Cela fait quelques temps que Kim Jee-woon ne saitisfait pas compètement les espoirs placés en son talent. Après une première salve de longs métrages captivants (Deux sœurs, A Bittersweet Life, Le Bon, la brute et le cinglé, J’ai rencontré le diable), le cinéaste sud-coréen a déçu avec des films moins convaincants (Le dernier rempart, The Age of Shadows, La brigade des loups). Son dernier opus, présenté en séance de minuit à Cannes, s’avère aussi bancal que sa filmographie. Une moitié emballante qui se prends les pieds dans le tapis pour aboutir à un épilogue bâclé.
Entre thriller et comédie burlesque, cette histoire de film dans le film (un genre en soi) semble un règlement de compte avec l’industrie (producteurs, critiques, institutions). Parfois jouissif, le cinéaste, qui trouve dans le fabuleux Song Kang-ho son double incarné, tente de démontrer la difficulté de faire un film en toute liberté, sans la censure et les contraintes d’un système conformiste. « Le cinéma n’est pas un business » fait-il dire.
Amer
Le parallèle entre les obsessions du réalisateur fictif (qui cherche à traduire en film ses rêves mêmes les plus absurdes) et cette fiction qui part dans tous les sens peut conduire à de multiples interprétations. Mais l’amertume qui se dégage du récit et le propos binaire de son personnage, pas forcément sympathique et souvent humilié, empêchent toute dialectique subtile.
« – C’est quoi un plan-séquence? – Je ne sais pas mais ça sonne prétentieux. »
Ça tourne à Séoul (titre français changé depuis la projection cannoise, ndlr) ne réussit jamais à trouver la bonne tonalité entre l’attaque mesquine, le délire potache et l’aliénation créative. On est davantage séduit par le portrait de l’époque (les années 1970) et l’émergence ou les prémices de ce qui va devenir le cinéma coréen tel qu’il est devenu.
Kim Jee-woon n’a pourtant pas perdu son talent au fil des ans. Il y a quelques coups d’éclat dans ce scénario, notamment grâce à des personnages grotesques et tarés, et une certaine autodérision sur la culture de son pays. Pour le reste, les coulisses du tournage n’ont rien de nouveau dans le cinéma. En cela, on pourrait y voir un double du film de Nanni Moretti, présenté en compétition cette année, Vers un avenir radieux. Frustration d’un cinéaste, ambition de contrecarrer le formatage ambiant, luttes intestines contre les financiers, combat intérieur sur la nécessité vitale de tourner, vrillage complet de l’équipe (producteur, acteurs, etc.), et au final dérive vers un final qui n’a rien à voir avec le reste.
Cynique
Le climax hystérique laisse place ici à un épilogue aux frontières de l’horrifique.

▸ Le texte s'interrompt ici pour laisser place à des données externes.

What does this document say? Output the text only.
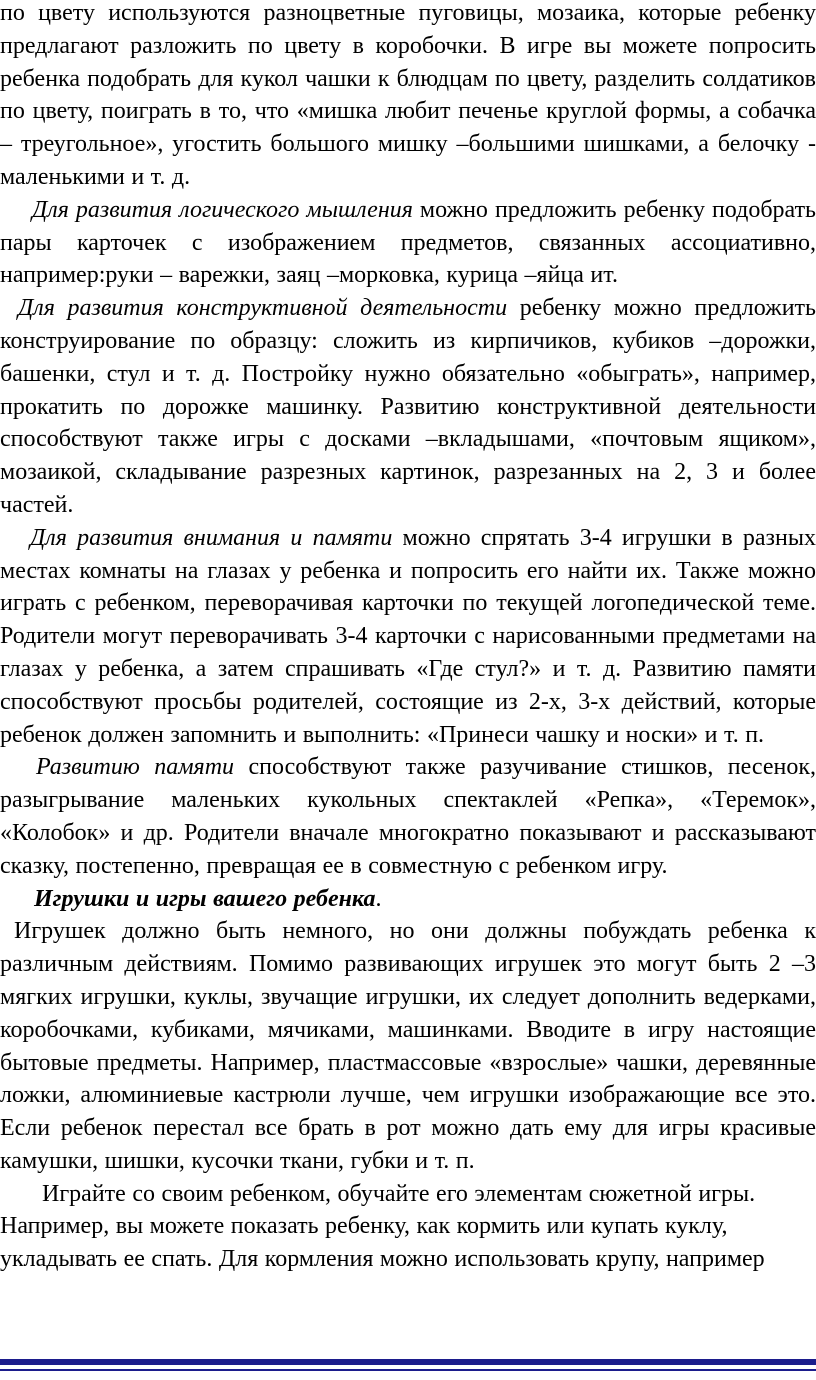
по цвету используются разноцветные пуговицы, мозаика, которые ребенку предлагают разложить по цвету в коробочки. В игре вы можете попросить ребенка подобрать для кукол чашки к блюдцам по цвету, разделить солдатиков по цвету, поиграть в то, что «мишка любит печенье круглой формы, а собачка – треугольное», угостить большого мишку –большими шишками, а белочку - маленькими и т. д.

Для развития логического мышления можно предложить ребенку подобрать пары карточек с изображением предметов, связанных ассоциативно, например:руки – варежки, заяц –морковка, курица –яйца ит.

Для развития конструктивной деятельности ребенку можно предложить конструирование по образцу: сложить из кирпичиков, кубиков –дорожки, башенки, стул и т. д. Постройку нужно обязательно «обыграть», например, прокатить по дорожке машинку. Развитию конструктивной деятельности способствуют также игры с досками –вкладышами, «почтовым ящиком», мозаикой, складывание разрезных картинок, разрезанных на 2, 3 и более частей.

Для развития внимания и памяти можно спрятать 3-4 игрушки в разных местах комнаты на глазах у ребенка и попросить его найти их. Также можно играть с ребенком, переворачивая карточки по текущей логопедической теме. Родители могут переворачивать 3-4 карточки с нарисованными предметами на глазах у ребенка, а затем спрашивать «Где стул?» и т. д. Развитию памяти способствуют просьбы родителей, состоящие из 2-х, 3-х действий, которые ребенок должен запомнить и выполнить: «Принеси чашку и носки» и т. п.

Развитию памяти способствуют также разучивание стишков, песенок, разыгрывание маленьких кукольных спектаклей «Репка», «Теремок», «Колобок» и др. Родители вначале многократно показывают и рассказывают сказку, постепенно, превращая ее в совместную с ребенком игру.

Игрушки и игры вашего ребенка.

Игрушек должно быть немного, но они должны побуждать ребенка к различным действиям. Помимо развивающих игрушек это могут быть 2 –3 мягких игрушки, куклы, звучащие игрушки, их следует дополнить ведерками, коробочками, кубиками, мячиками, машинками. Вводите в игру настоящие бытовые предметы. Например, пластмассовые «взрослые» чашки, деревянные ложки, алюминиевые кастрюли лучше, чем игрушки изображающие все это. Если ребенок перестал все брать в рот можно дать ему для игры красивые камушки, шишки, кусочки ткани, губки и т. п.

Играйте со своим ребенком, обучайте его элементам сюжетной игры.

Например, вы можете показать ребенку, как кормить или купать куклу,

укладывать ее спать. Для кормления можно использовать крупу, например
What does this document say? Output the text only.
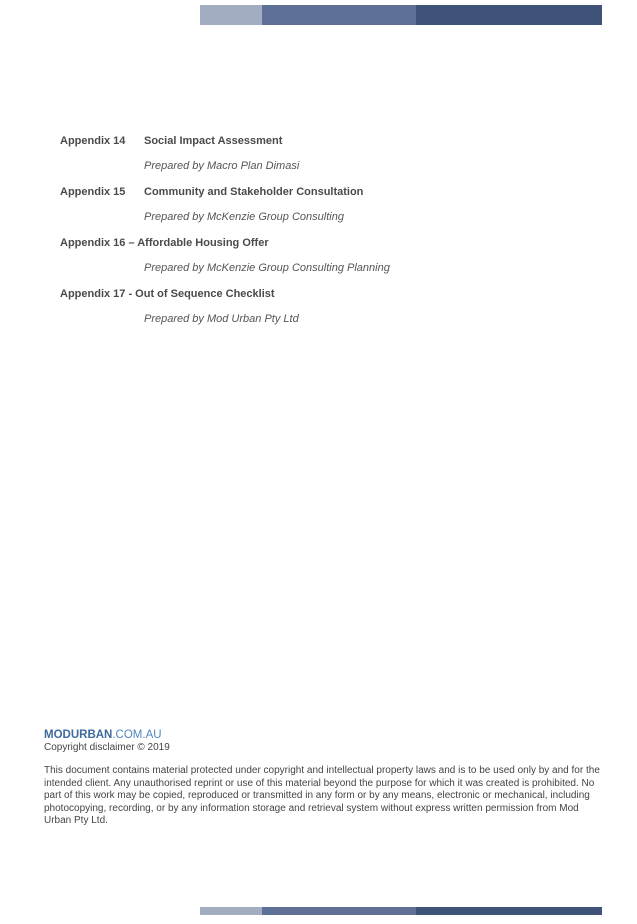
Appendix 14	Social Impact Assessment
Prepared by Macro Plan Dimasi
Appendix 15	Community and Stakeholder Consultation
Prepared by McKenzie Group Consulting
Appendix 16 – Affordable Housing Offer
Prepared by McKenzie Group Consulting Planning
Appendix 17 - Out of Sequence Checklist
Prepared by Mod Urban Pty Ltd
MODURBAN.COM.AU
Copyright disclaimer © 2019
This document contains material protected under copyright and intellectual property laws and is to be used only by and for the intended client. Any unauthorised reprint or use of this material beyond the purpose for which it was created is prohibited. No part of this work may be copied, reproduced or transmitted in any form or by any means, electronic or mechanical, including photocopying, recording, or by any information storage and retrieval system without express written permission from Mod Urban Pty Ltd.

Au tournage en folie, se substitue la démence onirique de l’auteur. Kim Jee-woon est piégé par son double, Kim Ki-yeol. Au lieu d’une réflexion approfondie sur le cinéma, Ça tourne à Séoul devient un film de genre banal à la métaphore trop grossière.
De ces jeux de faux-semblants, assez cyniques, entre cupidité et vanité, il n’en tire qu’une tragédie qui révèle avant tout l’impuissance d’un pseudo-démiurge incapable de trouver l’issue de secours pour sauver son film et ses protagoniste. Coincé dans sa toile et enfermé sur son grand écran, cette comédie se fait ainsi dévorer par ses pulsions destructrices. Pour le coup, l’avenir ne s’annonce vraiment pas radieux. Là où Moretti nous emmenait dans un grand élan solidaire, collectif et joyeux, Kim Jee-woon nous emprisonne dans un cauchemar où les idées noires étouffent toute possibilité de lumière.